The relationship between oxidative stress, triglyceride accumulation and mitochondrial function in in vitro model of hepatocellular steatosis

• Main Author: Lockman, Khalida Ann
• Published: University of Edinburgh 2013
• Subjects: 616.3
• Online Access: https://ethos.bl.uk/OrderDetails.do?uin=uk.bl.ethos.726484

There is still debate about the relationship between fat accumulation and mitochondrial function in nonalcoholic fatty liver disease. It is a critical question since a proportion of individuals with steatosis progress to steatohepatitis. This thesis is focused on defining i) the effect of triglyceride accumulation and reactive oxygen species (ROS) on mitochondrial function ii) the contribution of triglyceride, ROS and subsequent mitochondrial impairment to the metabolism of energy substrates iii) the effect of the intracellular antioxidant, N-acetylcysteine, on hepatic mitochondrial function and metabolic alterations associated with human steatohepatitis iv) the effect of different free fatty acids species on ROS production and subsequent metabolic response in hepatocytes. To address these questions, we designed in vitro models using human hepatoblastoma C3A cells treated with various combinations of oleate, octanoate (O), lactate (L), pyruvate (P) and ammonia (N) acutely or for 72 hours, before measurements of triglyceride concentration, cell respiration, ROS production, mitochondrial membrane potential, ketogenesis and gluconeogenesis, metabolomics analyses, confocal and electron microscopy.
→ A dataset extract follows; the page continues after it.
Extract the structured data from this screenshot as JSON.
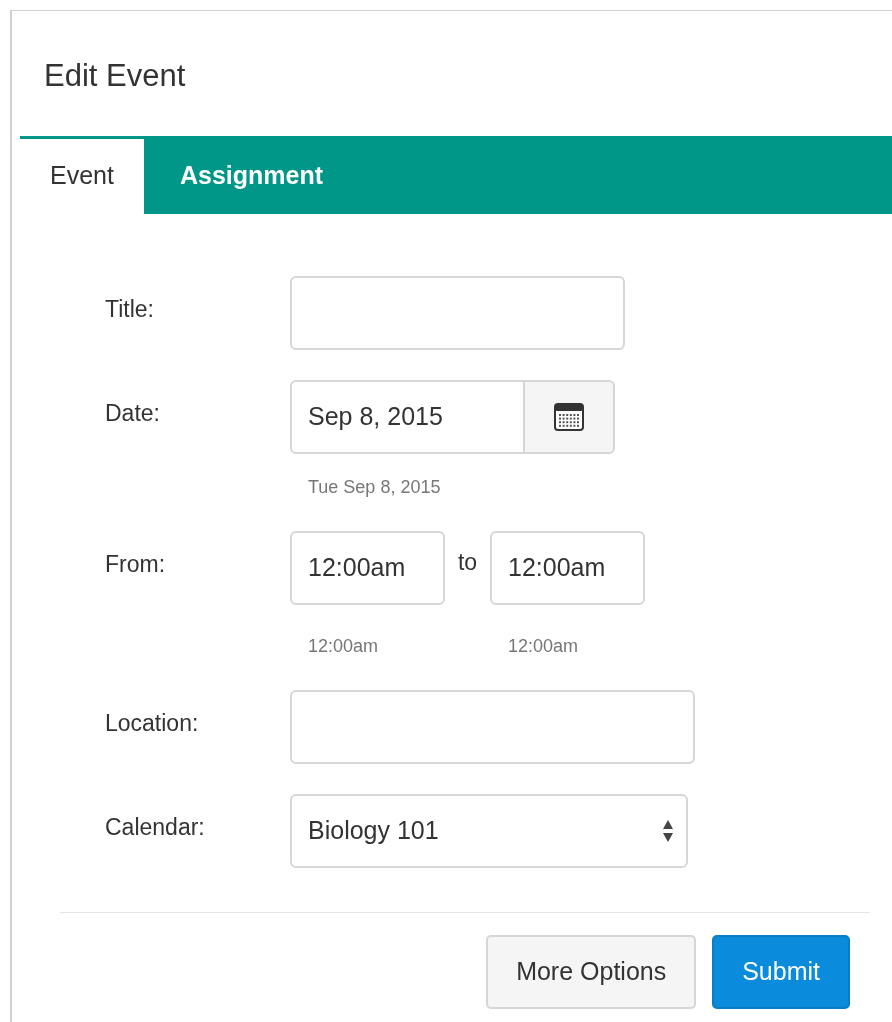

Acutely, LPON treatment enhanced mitochondrial respiration and ROS formation. After 72 hours, despite the similarities in triglyceride accumulation, LPON treatment, but not oleate, dramatically affected mitochondrial function as evidenced by decreased respiration, increased mitochondrial membrane potential and enhanced ketogenesis. Importantly, this was associated with increased markers of oxidative stress and enhanced gluconeogenesis. Furthermore, reduction in triglyceride with metformin did not improve mitochondrial function. By comparison, respiration and ROS formation remained unperturbed with oleate. The addition of the antioxidant N-acetylcysteine prevented mitochondrial dysfunction and reversed metabolic changes seen with LPON, strongly suggesting ROS involvement in mediating mitochondrial impairment. Our data indicate that increased ROS formation, rather than cellular steatosis per se, impairs mitochondrial function. Thus, reduction in cellular steatosis may not always be the desired outcome without concomitant improvement in mitochondrial function and/or a decrease in ROS formation.